Snyder’s coaching career actually began at the NBA level. After a successful collegiate playing career under Krzyzewski at Duke and in the midst of working on his MBA, Snyder was assistant coach for the Los Angeles Clippers under Larry Brown. After his brief NBA foray in Tinseltown, Snyder headed back to Durham, North Carolina and demonstrated impressive multitasking skills by serving as an administrative assistant under Coach K while completing both his MBA and Juris Doctor degrees. Upon completion of said degrees in 1995, Snyder became a full-time assistant coach for the Blue Devils, and was promoted to associate head coach in 1997. In 1999, Snyder was tabbed to replace coaching legend Norm Stewart as Missouri head coach. Snyder hit the ground running, significantly overachieving in his inaugural season despite what was thought of as an undermanned roster comprised primarily of Stewart’s recruits. Snyder’s success continued in succeeding years, highlighted by four consecutive NCAA tournament appearances including an Elite Eight run in 2002.
Snyder’s popularity in Columbia hit a snag when an NCAA investigation into the program revealed multiple incidents of misconduct. As Snyder’s image declined, so too did the success of the Missouri program. Though all improprieties uncovered by the investigation were deemed minor, Snyder decided to resign in 2006. In 2007, Snyder tried his hand at coaching in the D-League, taking over the Austin Toros. Though he never won a D-League championship in his three-year stay in Austin, Snyder won more and saw more players from his squad get called up than any other coach in the league. After spending single seasons as an assistant coach in Philadelphia and Los Angeles, this time for the Lakers, Snyder was hired as head assistant coach for CSKA Moscow for the 2012-13 season under Ettore Messina, coincidentally another name loosely tied to the Utah Jazz head coaching job.

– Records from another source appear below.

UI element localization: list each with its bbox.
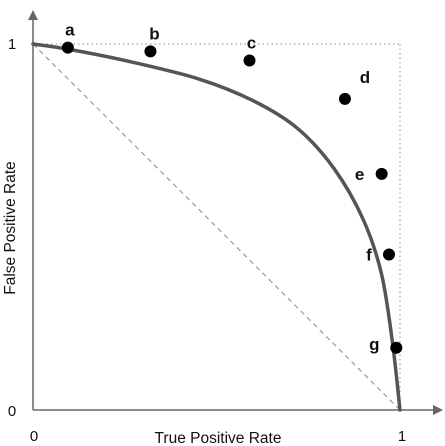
y-tick-label-1: 1	[8, 36, 16, 53]
point-d	[338, 92, 351, 105]
point-label-c: c	[247, 33, 256, 52]
point-label-e: e	[355, 165, 364, 184]
point-c	[243, 54, 256, 67]
point-g	[390, 341, 403, 354]
x-axis-label: True Positive Rate	[155, 430, 282, 446]
x-tick-label-0: 0	[30, 428, 38, 445]
point-label-f: f	[366, 245, 372, 264]
x-tick-label-1: 1	[398, 428, 406, 445]
point-f	[382, 248, 395, 261]
point-label-b: b	[149, 24, 159, 43]
point-label-g: g	[369, 335, 379, 354]
curve-points: a b c d e f g	[61, 21, 403, 354]
point-b	[144, 45, 157, 58]
y-axis-label: False Positive Rate	[2, 161, 19, 295]
point-e	[375, 167, 388, 180]
y-tick-label-0: 0	[8, 403, 16, 420]
roc-curve-line	[31, 42, 402, 412]
point-a	[61, 41, 74, 54]
point-label-a: a	[65, 21, 75, 40]
point-label-d: d	[360, 68, 370, 87]
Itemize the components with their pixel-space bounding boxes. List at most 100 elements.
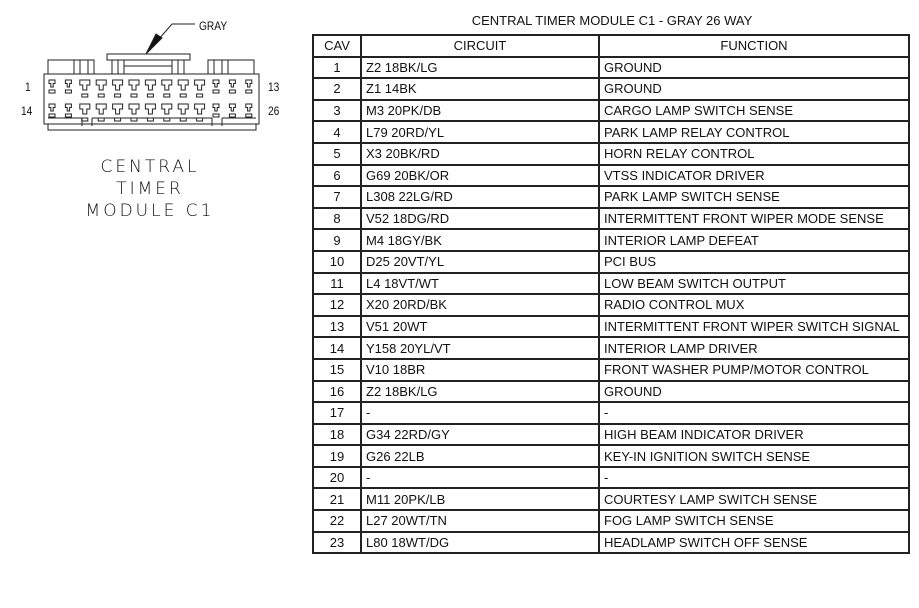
cav-cell: 11: [312, 271, 362, 296]
terminal-lock: [114, 117, 122, 122]
cav-cell: 9: [312, 228, 362, 252]
circuit-cell: G34 22RD/GY: [360, 422, 600, 447]
function-cell: INTERMITTENT FRONT WIPER SWITCH SIGNAL: [598, 314, 910, 339]
function-cell: HIGH BEAM INDICATOR DRIVER: [598, 422, 910, 447]
circuit-cell: Y158 20YL/VT: [360, 336, 600, 360]
table-row: 20- -: [312, 465, 910, 490]
function-cell: HEADLAMP SWITCH OFF SENSE: [598, 530, 910, 555]
terminal-cavity: [228, 103, 236, 112]
function-cell: INTERIOR LAMP DRIVER: [598, 336, 910, 360]
terminal-lock: [245, 89, 253, 94]
function-cell: GROUND: [598, 77, 910, 101]
terminal-cavity: [212, 79, 220, 88]
terminal-lock: [114, 93, 122, 98]
function-cell: COURTESY LAMP SWITCH SENSE: [598, 487, 910, 512]
function-cell: FRONT WASHER PUMP/MOTOR CONTROL: [598, 357, 910, 382]
table-row: 11 L4 18VT/WT LOW BEAM SWITCH OUTPUT: [312, 271, 910, 296]
terminal-lock: [212, 89, 220, 94]
cav-cell: 22: [312, 509, 362, 533]
cav-cell: 10: [312, 249, 362, 274]
circuit-cell: L4 18VT/WT: [360, 271, 600, 296]
terminal-lock: [130, 117, 138, 122]
circuit-cell: -: [360, 401, 600, 425]
cav-cell: 12: [312, 293, 362, 317]
table-header-row: CAV CIRCUIT FUNCTION: [312, 34, 910, 58]
cav-cell: 4: [312, 120, 362, 144]
pinout-table: CAV CIRCUIT FUNCTION 1 Z2 18BK/LG GROUND 2 Z…: [312, 34, 910, 555]
connector-diagram: [43, 23, 260, 131]
circuit-cell: Z1 14BK: [360, 77, 600, 101]
cav-cell: 20: [312, 465, 362, 490]
table-row: 3 M3 20PK/DB CARGO LAMP SWITCH SENSE: [312, 98, 910, 123]
function-cell: FOG LAMP SWITCH SENSE: [598, 509, 910, 533]
terminal-lock: [146, 117, 154, 122]
terminal-lock: [48, 113, 56, 118]
terminal-cavity: [245, 103, 253, 112]
terminal-lock: [81, 93, 89, 98]
function-cell: GROUND: [598, 379, 910, 404]
terminal-lock: [196, 93, 204, 98]
function-cell: INTERIOR LAMP DEFEAT: [598, 228, 910, 252]
table-row: 12 X20 20RD/BK RADIO CONTROL MUX: [312, 293, 910, 317]
function-cell: GROUND: [598, 55, 910, 80]
circuit-cell: M4 18GY/BK: [360, 228, 600, 252]
cav-cell: 3: [312, 98, 362, 123]
table-row: 1 Z2 18BK/LG GROUND: [312, 55, 910, 80]
circuit-cell: M11 20PK/LB: [360, 487, 600, 512]
terminal-cavity: [161, 103, 173, 115]
circuit-cell: X20 20RD/BK: [360, 293, 600, 317]
function-cell: RADIO CONTROL MUX: [598, 293, 910, 317]
cav-cell: 1: [312, 55, 362, 80]
cav-cell: 21: [312, 487, 362, 512]
terminal-lock: [81, 117, 89, 122]
terminal-cavity: [194, 79, 206, 91]
table-row: 19 G26 22LB KEY-IN IGNITION SWITCH SENSE: [312, 444, 910, 468]
circuit-cell: L308 22LG/RD: [360, 185, 600, 209]
terminal-lock: [64, 89, 72, 94]
function-cell: PARK LAMP SWITCH SENSE: [598, 185, 910, 209]
terminal-lock: [245, 113, 253, 118]
table-title: CENTRAL TIMER MODULE C1 - GRAY 26 WAY: [471, 13, 753, 28]
terminal-cavity: [48, 79, 56, 88]
function-cell: PCI BUS: [598, 249, 910, 274]
table-row: 9 M4 18GY/BK INTERIOR LAMP DEFEAT: [312, 228, 910, 252]
cav-cell: 2: [312, 77, 362, 101]
terminal-cavity: [64, 79, 72, 88]
terminal-cavity: [95, 79, 107, 91]
terminal-lock: [97, 93, 105, 98]
table-row: 15 V10 18BR FRONT WASHER PUMP/MOTOR CONTRO…: [312, 357, 910, 382]
terminal-cavity: [177, 103, 189, 115]
terminal-lock: [212, 113, 220, 118]
terminal-lock: [228, 89, 236, 94]
table-row: 10 D25 20VT/YL PCI BUS: [312, 249, 910, 274]
circuit-cell: Z2 18BK/LG: [360, 379, 600, 404]
terminal-lock: [64, 113, 72, 118]
terminal-cavity: [144, 79, 156, 91]
function-cell: HORN RELAY CONTROL: [598, 141, 910, 166]
table-row: 16 Z2 18BK/LG GROUND: [312, 379, 910, 404]
cav-cell: 13: [312, 314, 362, 339]
circuit-cell: L80 18WT/DG: [360, 530, 600, 555]
connector-caption-line-2: TIMER: [116, 179, 184, 199]
terminal-lock: [130, 93, 138, 98]
table-row: 6 G69 20BK/OR VTSS INDICATOR DRIVER: [312, 163, 910, 188]
terminal-cavity: [194, 103, 206, 115]
circuit-cell: G69 20BK/OR: [360, 163, 600, 188]
cav-cell: 6: [312, 163, 362, 188]
cav-cell: 7: [312, 185, 362, 209]
function-cell: INTERMITTENT FRONT WIPER MODE SENSE: [598, 206, 910, 231]
cav-cell: 15: [312, 357, 362, 382]
connector-caption-line-3: MODULE C1: [85, 201, 215, 221]
terminal-lock: [228, 113, 236, 118]
terminal-lock: [97, 117, 105, 122]
function-cell: PARK LAMP RELAY CONTROL: [598, 120, 910, 144]
circuit-cell: X3 20BK/RD: [360, 141, 600, 166]
pin-label-13: 13: [268, 80, 280, 94]
circuit-cell: M3 20PK/DB: [360, 98, 600, 123]
circuit-cell: -: [360, 465, 600, 490]
header-circuit: CIRCUIT: [360, 34, 600, 58]
connector-caption-line-1: CENTRAL: [100, 157, 200, 177]
cav-cell: 18: [312, 422, 362, 447]
terminal-cavity: [79, 79, 91, 91]
table-row: 21 M11 20PK/LB COURTESY LAMP SWITCH SENSE: [312, 487, 910, 512]
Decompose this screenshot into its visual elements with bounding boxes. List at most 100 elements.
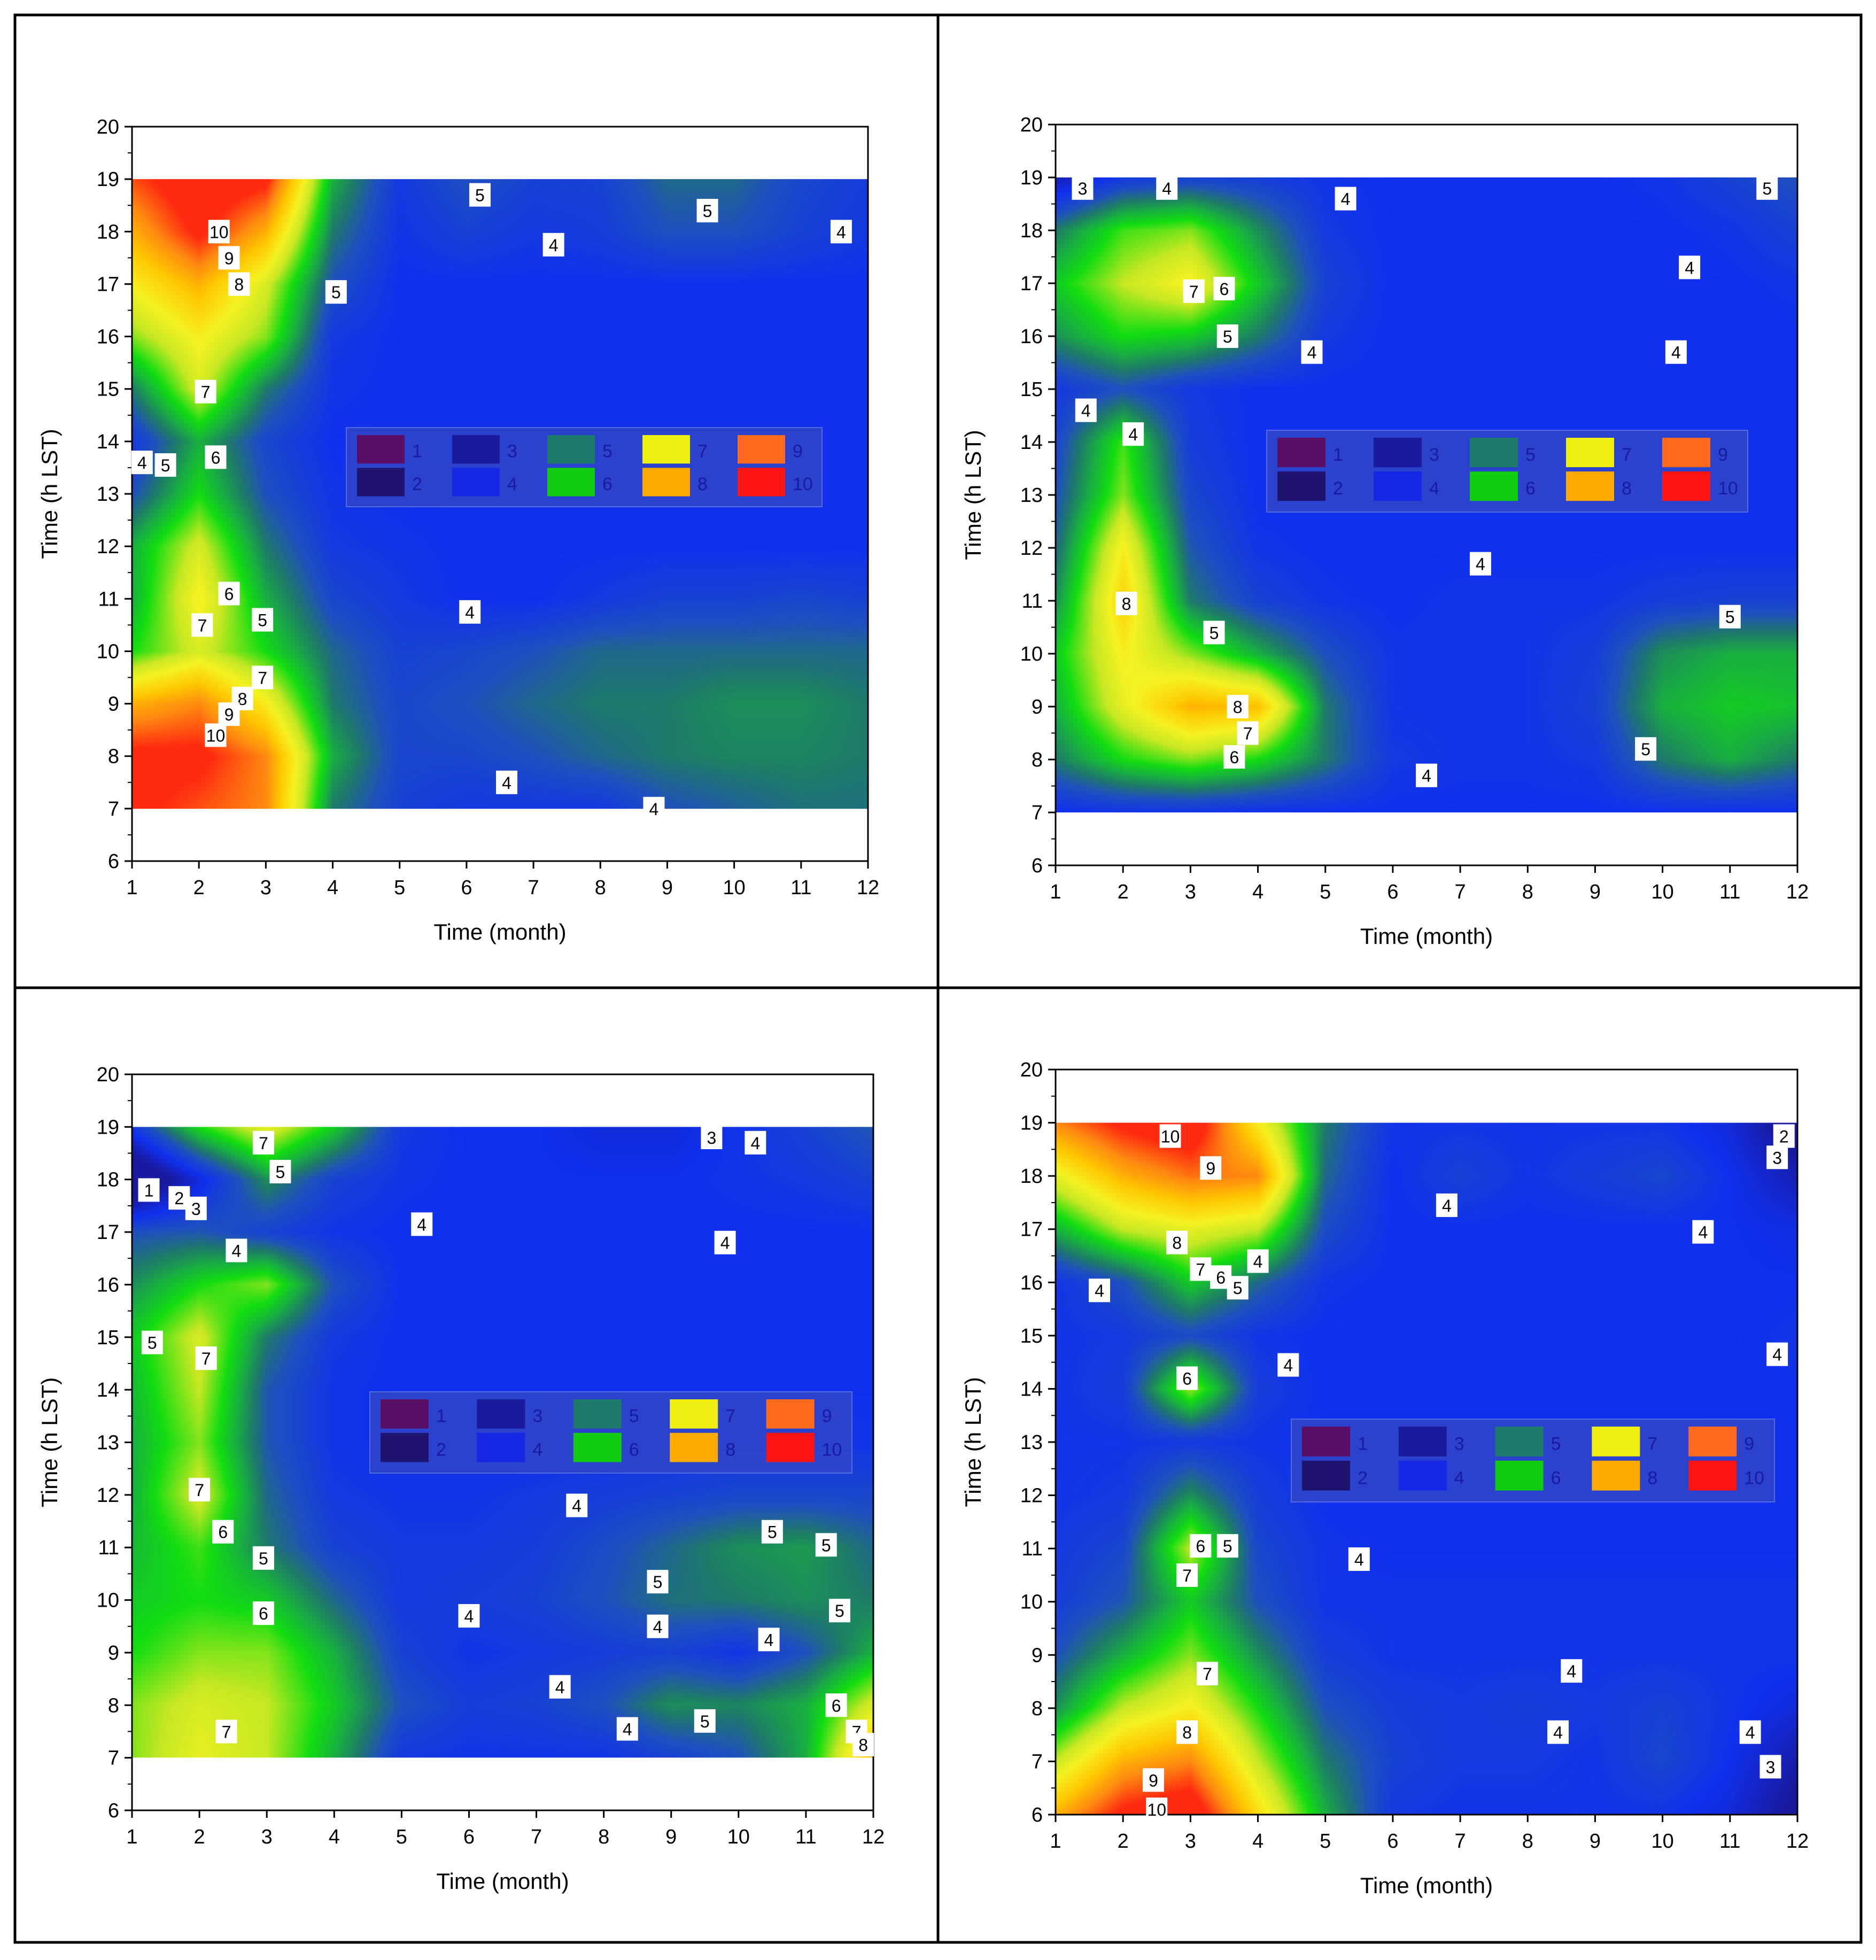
- y-tick-label: 8: [1032, 1698, 1043, 1720]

Snyder returned to the NBA last season and served as an assistant coach on Mike Budenholzer’s staff for the Atlanta Hawks. While it’s difficult to measure the impact, positive or negative, that an assistant coach has on a team, former Jazz forward and current Atlanta Hawk DeMarre Carroll gave Snyder a glowing review. “I have to give a shout out to Coach Quin,” Carroll said in an exit interview. “This is the first year a coach really worked with me on my footwork, my shot, spent time with me. That’s a credit to coach Quin. That shows me that he cares about me as a person, cares about my career.”
Offensively, Snyder seems to be somewhat of an expert in a variety of areas. Snyder is an expert at pick-and-roll offenses, as a 2009 FIBA Assist article co-authored by Snyder that discusses nearly every facet of pick-and-roll basketball can attest. Snyder also created a DVD/video based around his intricate motion offense that was also chock-full of very intricate and very specific details on motion principles, philosophies, rules, drills and myriad other facets of the offense. With a detail-oriented and cerebral coach like Snyder, previous offensive sets and philosophies may not be a surefire indicator of what Jazz fans could expect Snyder to run in Utah should he land the job.
In several interviews and publications, Snyder has demonstrated a high level of basketball comprehension and effective communication. It should come as little or no surprise that Snyder has evidently impressed Jazz brass enough in interviews to land on the short list of coaching candidates. However, it’s unlikely that his inauspicious exit at Missouri will not loom large over the prospect of hiring him. Are high-level credentials, diverse experience and in-depth offensive knowledge enough to outweigh perceived failure, especially at a lower level of competition than the NBA?
That’s for Dennis Lindsey and Co. to decide.